China has used the switch to BEVs as an inflection point, with companies like BYD and NIO pushing the boundaries of battery innovation in a bid to outpace Western carmakers that built legacies around internal-combustion engine dominance. It is no longer a question of whether China can produce similar or even better BEVs than Western OEMs when it comes to the technical specifications of an electric car. Yet BYD, with its state-of-the-art ‘Blade’ battery technology, is still navigating the nuances of European tastes.

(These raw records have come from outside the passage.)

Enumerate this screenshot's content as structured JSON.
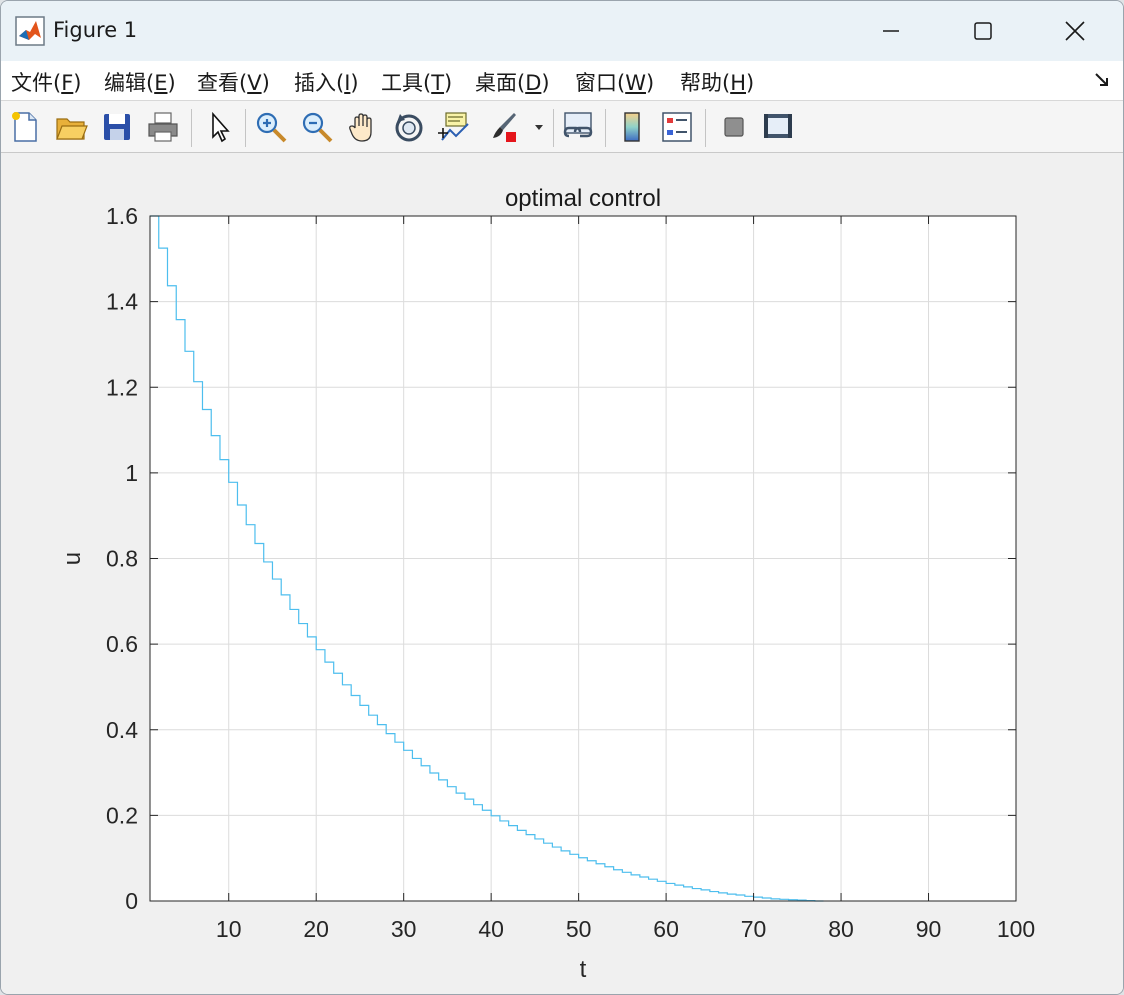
{
  "window": {
    "title": "Figure 1",
    "app_icon": "matlab-logo-icon",
    "controls": [
      "minimize-icon",
      "maximize-icon",
      "close-icon"
    ]
  },
  "menu": {
    "items": [
      {
        "label": "文件(",
        "key": "F",
        "tail": ")"
      },
      {
        "label": "编辑(",
        "key": "E",
        "tail": ")"
      },
      {
        "label": "查看(",
        "key": "V",
        "tail": ")"
      },
      {
        "label": "插入(",
        "key": "I",
        "tail": ")"
      },
      {
        "label": "工具(",
        "key": "T",
        "tail": ")"
      },
      {
        "label": "桌面(",
        "key": "D",
        "tail": ")"
      },
      {
        "label": "窗口(",
        "key": "W",
        "tail": ")"
      },
      {
        "label": "帮助(",
        "key": "H",
        "tail": ")"
      }
    ]
  },
  "toolbar": {
    "buttons": [
      "new-figure-icon",
      "open-file-icon",
      "save-icon",
      "print-icon",
      "select-arrow-icon",
      "zoom-in-icon",
      "zoom-out-icon",
      "pan-hand-icon",
      "rotate-3d-icon",
      "data-cursor-icon",
      "brush-icon",
      "brush-dropdown-icon",
      "link-plot-icon",
      "colorbar-icon",
      "legend-icon",
      "hide-plot-tools-icon",
      "show-plot-tools-icon"
    ]
  },
  "chart_data": {
    "type": "line",
    "title": "optimal control",
    "xlabel": "t",
    "ylabel": "u",
    "xlim": [
      1,
      100
    ],
    "ylim": [
      0,
      1.6
    ],
    "xticks": [
      10,
      20,
      30,
      40,
      50,
      60,
      70,
      80,
      90,
      100
    ],
    "yticks": [
      0,
      0.2,
      0.4,
      0.6,
      0.8,
      1,
      1.2,
      1.4,
      1.6
    ],
    "ytick_labels": [
      "0",
      "0.2",
      "0.4",
      "0.6",
      "0.8",
      "1",
      "1.2",
      "1.4",
      "1.6"
    ],
    "xtick_labels": [
      "10",
      "20",
      "30",
      "40",
      "50",
      "60",
      "70",
      "80",
      "90",
      "100"
    ],
    "grid": true,
    "series": [
      {
        "style": "stairs",
        "color": "#4dbeee",
        "x": [
          1,
          2,
          3,
          4,
          5,
          6,
          7,
          8,
          9,
          10,
          11,
          12,
          13,
          14,
          15,
          16,
          17,
          18,
          19,
          20,
          21,
          22,
          23,
          24,
          25,
          26,
          27,
          28,
          29,
          30,
          31,
          32,
          33,
          34,
          35,
          36,
          37,
          38,
          39,
          40,
          41,
          42,
          43,
          44,
          45,
          46,
          47,
          48,
          49,
          50,
          51,
          52,
          53,
          54,
          55,
          56,
          57,
          58,
          59,
          60,
          61,
          62,
          63,
          64,
          65,
          66,
          67,
          68,
          69,
          70,
          71,
          72,
          73,
          74,
          75,
          76,
          77,
          78
        ],
        "y": [
          1.6,
          1.525,
          1.437,
          1.358,
          1.284,
          1.213,
          1.148,
          1.087,
          1.031,
          0.978,
          0.925,
          0.879,
          0.835,
          0.792,
          0.752,
          0.715,
          0.681,
          0.648,
          0.617,
          0.587,
          0.558,
          0.532,
          0.505,
          0.48,
          0.457,
          0.434,
          0.412,
          0.391,
          0.371,
          0.352,
          0.333,
          0.316,
          0.299,
          0.283,
          0.267,
          0.252,
          0.238,
          0.225,
          0.212,
          0.199,
          0.187,
          0.176,
          0.165,
          0.155,
          0.145,
          0.135,
          0.126,
          0.117,
          0.109,
          0.101,
          0.094,
          0.087,
          0.08,
          0.073,
          0.067,
          0.061,
          0.056,
          0.051,
          0.046,
          0.041,
          0.037,
          0.033,
          0.029,
          0.026,
          0.022,
          0.019,
          0.016,
          0.014,
          0.011,
          0.009,
          0.007,
          0.005,
          0.004,
          0.003,
          0.002,
          0.001,
          0.0,
          0.0
        ]
      }
    ]
  }
}
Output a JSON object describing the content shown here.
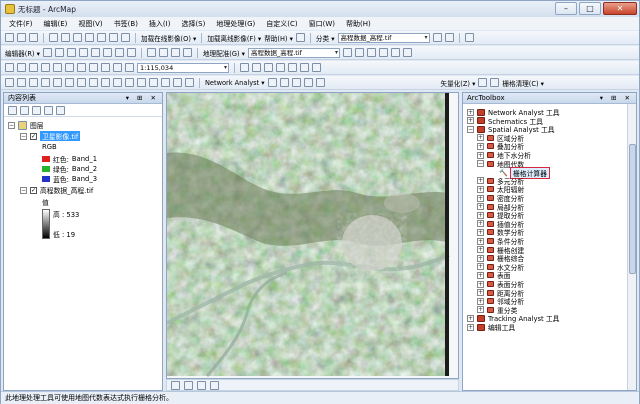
{
  "window": {
    "title": "无标题 - ArcMap",
    "minimize": "–",
    "maximize": "□",
    "close": "✕"
  },
  "menu": [
    "文件(F)",
    "编辑(E)",
    "视图(V)",
    "书签(B)",
    "插入(I)",
    "选择(S)",
    "地理处理(G)",
    "自定义(C)",
    "窗口(W)",
    "帮助(H)"
  ],
  "toolbar1": {
    "basemap_online": "加载在线影像(O) ▾",
    "basemap_offline": "加载离线影像(F) ▾",
    "help": "帮助(H) ▾",
    "classify_label": "分类 ▾",
    "layer_combo": "高程数据_高程.tif"
  },
  "toolbar2": {
    "edit": "编辑器(R) ▾",
    "georef": "地理配准(G) ▾",
    "georef_layer": "高程数据_高程.tif"
  },
  "toolbar3": {
    "scale": "1:115,034"
  },
  "toolbar4": {
    "network_analyst": "Network Analyst ▾",
    "vector_label": "矢量化(Z) ▾",
    "raster_clean": "栅格清理(C) ▾"
  },
  "toc": {
    "title": "内容列表",
    "root": "图层",
    "layer1": "卫星影像.tif",
    "rgb": "RGB",
    "bands": [
      {
        "label": "红色:",
        "band": "Band_1",
        "color": "#e0201f"
      },
      {
        "label": "绿色:",
        "band": "Band_2",
        "color": "#27b42a"
      },
      {
        "label": "蓝色:",
        "band": "Band_3",
        "color": "#2233cc"
      }
    ],
    "layer2": "高程数据_高程.tif",
    "value_label": "值",
    "high": "高 : 533",
    "low": "低 : 19"
  },
  "arctoolbox": {
    "title": "ArcToolbox",
    "top_items": [
      "Network Analyst 工具",
      "Schematics 工具",
      "Spatial Analyst 工具"
    ],
    "sa_children_before": [
      "区域分析",
      "叠加分析",
      "地下水分析",
      "地图代数"
    ],
    "selected_tool": "栅格计算器",
    "sa_children_after": [
      "多元分析",
      "太阳辐射",
      "密度分析",
      "局部分析",
      "提取分析",
      "插值分析",
      "数学分析",
      "条件分析",
      "栅格创建",
      "栅格综合",
      "水文分析",
      "表面",
      "表面分析",
      "距离分析",
      "邻域分析",
      "重分类"
    ],
    "bottom_items": [
      "Tracking Analyst 工具",
      "编辑工具"
    ]
  },
  "status": "此地理处理工具可使用地图代数表达式执行栅格分析。"
}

Following feedback from European customers, its ‘Build Your Dreams’ badging across the rear of its vehicles was removed in favour of the simpler BYD logo.

Becoming a brand that customers aspire to buy, not just in automotive but in any sector, often requires a longstanding legacy where quality and brand identity are synonymous with the name or logo. Therefore, when it comes to success in the Premium segment, the likes of BYD, NIO and Zeekr will still have their work cut out when it comes to developing brand image and becoming a status symbol in Europe.